Des intellectuels africains répondent à Emmanuel Macron (1/3). Suite à l’interview accordée par le chef de l’État français à Jeune Afrique, le 20 novembre, plusieurs intellectuels ont souhaité lui répondre. Jeune Afrique a choisi de publier trois de leurs contributions.
Celles et ceux qui ont eu l’opportunité d’échanger avec le président Emmanuel Macron au sujet de la politique française en Afrique auront été frappés par sa pugnacité et sa vivacité d’esprit. Sa longue interview accordée à Jeune Afrique en aura cependant laissé perplexe plus d’un, en particulier celles et ceux qui étaient disposés à lui accorder le bénéfice du doute. Les sceptiques, en revanche, crient victoire. Dès le début, ils ont dénoncé l’effort consistant à faire passer une révision en profondeur des rapports franco-africains ce qui, à leurs yeux, n’était qu’une simple opération marketing.

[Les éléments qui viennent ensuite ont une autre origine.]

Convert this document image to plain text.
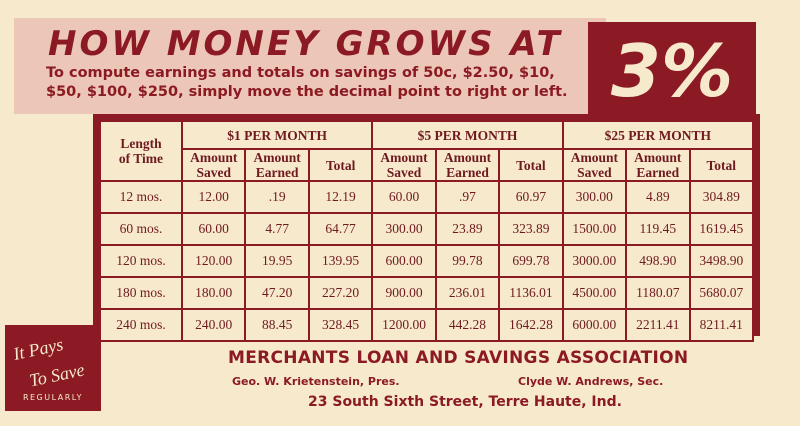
HOW MONEY GROWS AT
To compute earnings and totals on savings of 50c, $2.50, $10, $50, $100, $250, simply move the decimal point to right or left. 3%
Length of Time	$1 PER MONTH			$5 PER MONTH			$25 PER MONTH		
	Amount Saved	Amount Earned	Total	Amount Saved	Amount Earned	Total	Amount Saved	Amount Earned	Total
12 mos.	12.00	.19	12.19	60.00	.97	60.97	300.00	4.89	304.89
60 mos.	60.00	4.77	64.77	300.00	23.89	323.89	1500.00	119.45	1619.45
120 mos.	120.00	19.95	139.95	600.00	99.78	699.78	3000.00	498.90	3498.90
180 mos.	180.00	47.20	227.20	900.00	236.01	1136.01	4500.00	1180.07	5680.07
240 mos.	240.00	88.45	328.45	1200.00	442.28	1642.28	6000.00	2211.41	8211.41
It Pays
To Save
REGULARLY
MERCHANTS LOAN AND SAVINGS ASSOCIATION
Geo. W. Krietenstein, Pres.	Clyde W. Andrews, Sec.
23 South Sixth Street, Terre Haute, Ind.
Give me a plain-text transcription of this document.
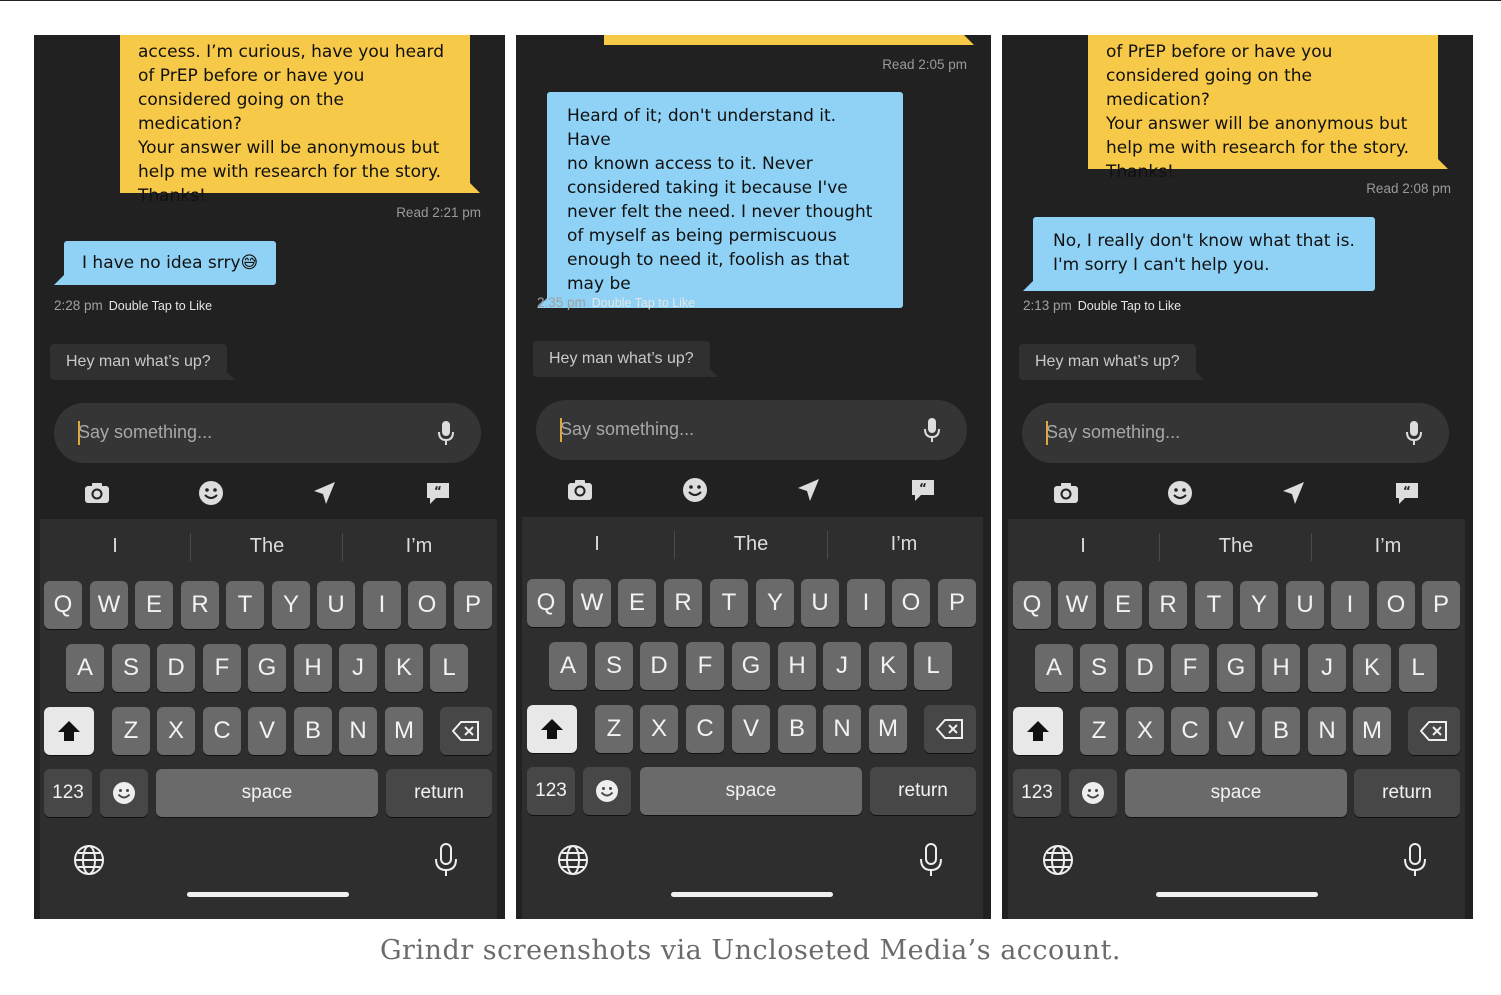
access. I’m curious, have you heard
of PrEP before or have you
considered going on the medication?
Your answer will be anonymous but
help me with research for the story.
Thanks!
Read 2:21 pm
I have no idea srry😅
2:28 pm Double Tap to Like
Hey man what’s up?
Say something...
“
I	The	I’m
Q	W	E	R	T	Y	U	I	O	P
A	S	D	F	G	H	J	K	L
Z	X	C	V	B	N	M
123	space	return
Read 2:05 pm
Heard of it; don't understand it. Have
no known access to it. Never
considered taking it because I've
never felt the need. I never thought
of myself as being permiscuous
enough to need it, foolish as that
may be
2:35 pm Double Tap to Like
Hey man what’s up?
Say something...
“
I	The	I’m
Q	W	E	R	T	Y	U	I	O	P
A	S	D	F	G	H	J	K	L
Z	X	C	V	B	N	M
123	space	return
of PrEP before or have you
considered going on the medication?
Your answer will be anonymous but
help me with research for the story.
Thanks!
Read 2:08 pm
No, I really don't know what that is.
I'm sorry I can't help you.
2:13 pm Double Tap to Like
Hey man what’s up?
Say something...
“
I	The	I’m
Q	W	E	R	T	Y	U	I	O	P
A	S	D	F	G	H	J	K	L
Z	X	C	V	B	N	M
123	space	return
Grindr screenshots via Uncloseted Media’s account.
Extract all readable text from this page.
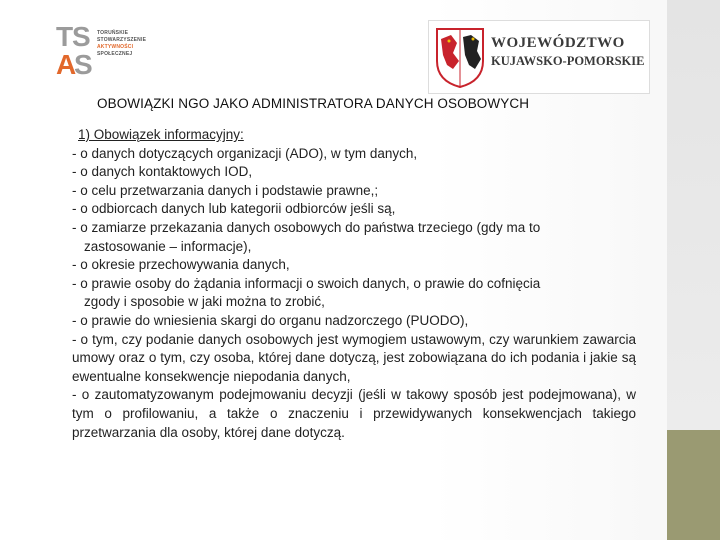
T
S
A
S
TORUŃSKIE
STOWARZYSZENIE
AKTYWNOŚCI
SPOŁECZNEJ
WOJEWÓDZTWO
KUJAWSKO-POMORSKIE
OBOWIĄZKI NGO JAKO ADMINISTRATORA DANYCH OSOBOWYCH
1) Obowiązek informacyjny:
- o danych dotyczących organizacji (ADO), w tym danych,
- o danych kontaktowych IOD,
- o celu przetwarzania danych i podstawie prawne,;
- o odbiorcach danych lub kategorii odbiorców jeśli są,
- o zamiarze przekazania danych osobowych do państwa trzeciego (gdy ma to
zastosowanie – informacje),
- o okresie przechowywania danych,
- o prawie osoby do żądania informacji o swoich danych, o prawie do cofnięcia
zgody i sposobie w jaki można to zrobić,
- o prawie do wniesienia skargi do organu nadzorczego (PUODO),
- o tym, czy podanie danych osobowych jest wymogiem ustawowym, czy warunkiem zawarcia umowy oraz o tym, czy osoba, której dane dotyczą, jest zobowiązana do ich podania i jakie są ewentualne konsekwencje niepodania danych,
- o zautomatyzowanym podejmowaniu decyzji (jeśli w takowy sposób jest podejmowana), w tym o profilowaniu, a także o znaczeniu i przewidywanych konsekwencjach takiego przetwarzania dla osoby, której dane dotyczą.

Comment leur donner entièrement tort ? Flagrante absence d’imagination historique en effet. Aucune parole politique de poids. Pas un seul concept. À parcourir rapidement ces pages, l’on en ressort avec la ferme impression que la France n’aspire qu’à une chose, sur un continent dont elle s’accorde pourtant à reconnaître le rôle vital au cours de ce siècle. Faire de l’argent.
Cynisme et raison d’État
Mieux, faire de l’argent à la manière de la Chine et de son impérialisme froidement prédateur. La Chine, ce nouveau venu que l’on présente volontiers comme un repoussoir de jour, mais que l’on ne peut s’empêcher d’admirer à la nuit tombée, le dragon qui pille gaiement, et qui, sans s’encombrer d’on ne sait quelle mission civilisatrice, oblige les Africains à gager leurs sols, sous-sol et autres biens et à tout vendre, dans l’espoir de s’acquitter de colossales dettes dont le gros des montants aura été détourné par des élites vénales.

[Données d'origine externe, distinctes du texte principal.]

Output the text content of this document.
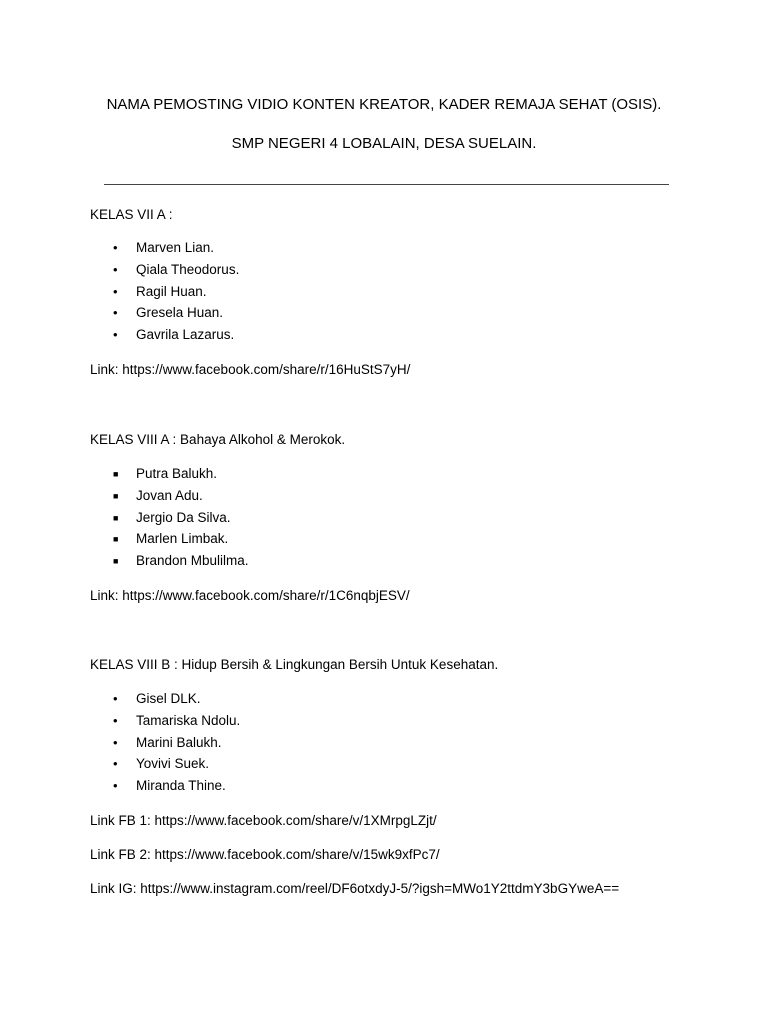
NAMA PEMOSTING VIDIO KONTEN KREATOR, KADER REMAJA SEHAT (OSIS).
SMP NEGERI 4 LOBALAIN, DESA SUELAIN.
KELAS VII A :
• Marven Lian.
• Qiala Theodorus.
• Ragil Huan.
• Gresela Huan.
• Gavrila Lazarus.
Link: https://www.facebook.com/share/r/16HuStS7yH/
KELAS VIII A : Bahaya Alkohol & Merokok.
■ Putra Balukh.
■ Jovan Adu.
■ Jergio Da Silva.
■ Marlen Limbak.
■ Brandon Mbulilma.
Link: https://www.facebook.com/share/r/1C6nqbjESV/
KELAS VIII B : Hidup Bersih & Lingkungan Bersih Untuk Kesehatan.
• Gisel DLK.
• Tamariska Ndolu.
• Marini Balukh.
• Yovivi Suek.
• Miranda Thine.
Link FB 1: https://www.facebook.com/share/v/1XMrpgLZjt/
Link FB 2: https://www.facebook.com/share/v/15wk9xfPc7/
Link IG: https://www.instagram.com/reel/DF6otxdyJ-5/?igsh=MWo1Y2ttdmY3bGYweA==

Caricature ? À peine. Étonnement? Pas davantage. En maints endroits du monde, le libéralisme se conjugue désormais au nationalisme et à l’autoritarisme. Très peu d’États ou de régimes peuvent aujourd’hui mettre le poids d’une conduite exemplaire dans les remontrances qu’aux autres ils veulent faire. Pourquoi, dans la nouvelle course pour le continent, la France se priverait-elle d’avantages auxquels ses concurrents n’ont guère renoncé ?

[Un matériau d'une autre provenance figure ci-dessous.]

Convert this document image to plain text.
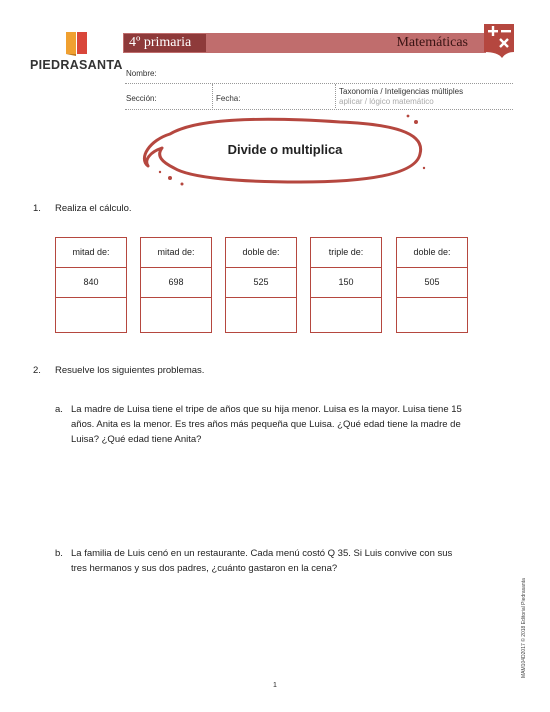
PIEDRASANTA
4º primaria	Matemáticas
Nombre:
Sección:	Fecha:
Taxonomía / Inteligencias múltiples
aplicar / lógico matemático
Divide o multiplica
1. Realiza el cálculo.
mitad de:
840
mitad de:
698
doble de:
525
triple de:
150
doble de:
505
2. Resuelve los siguientes problemas.
a. La madre de Luisa tiene el tripe de años que su hija menor. Luisa es la mayor. Luisa tiene 15
años. Anita es la menor. Es tres años más pequeña que Luisa. ¿Qué edad tiene la madre de
Luisa? ¿Qué edad tiene Anita?
b. La familia de Luis cenó en un restaurante. Cada menú costó Q 35. Si Luis convive con sus
tres hermanos y sus dos padres, ¿cuánto gastaron en la cena?
MAM104D2017 © 2018 Editorial Piedrasanta
1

Emmanuel Macron souhaite que le France fasse preuve du même virilisme sans qu’à tout bout de champ ne lui soit renvoyé à la figure son passé colonial. Ou que lui soient chaque fois rappelés ses hypothétiques devoirs en matière de défense de la démocratie, des droits humains et des libertés fondamentales. Après tout, si les Africains veulent la démocratie, pourquoi n’en paient-ils pas eux-mêmes le prix ?
Prenons donc acte du fait que, constamment, le rapport des chefs d’État de la Ve République avec l’Afrique aura été avant tout motivé par des intérêts militaro-commerciaux. Dans ce domaine, ni l’âge ni l’écart générationnel ne jouent aucun rôle, sauf peut-être idéologique, comme aujourd’hui. Les sentiments non plus, qu’ils soient d’amour, de haine ou de mépris. Seule compte la raison d’État, c’est-à-dire un ou deux juteux contrats grappillés ici et là.
Vertigineuse perte d’influence
Si, dans ce monde de larcins, calcul froid et cynisme prévalent, qu’est-ce qui distingue donc Emmanuel Macron de ses prédécesseurs ? A-t-il, mieux qu’eux, pris l’exacte mesure de ce qui se joue effectivement, à savoir la vertigineuse perte d’influence de la France en Afrique depuis le milieu des années 1990 ? Que certains s’en désolent tandis que d’autres s’en réjouissent importe peu. Dans un cas comme dans l’autre, l’on a bel et bien atteint la fin d’un cycle historique.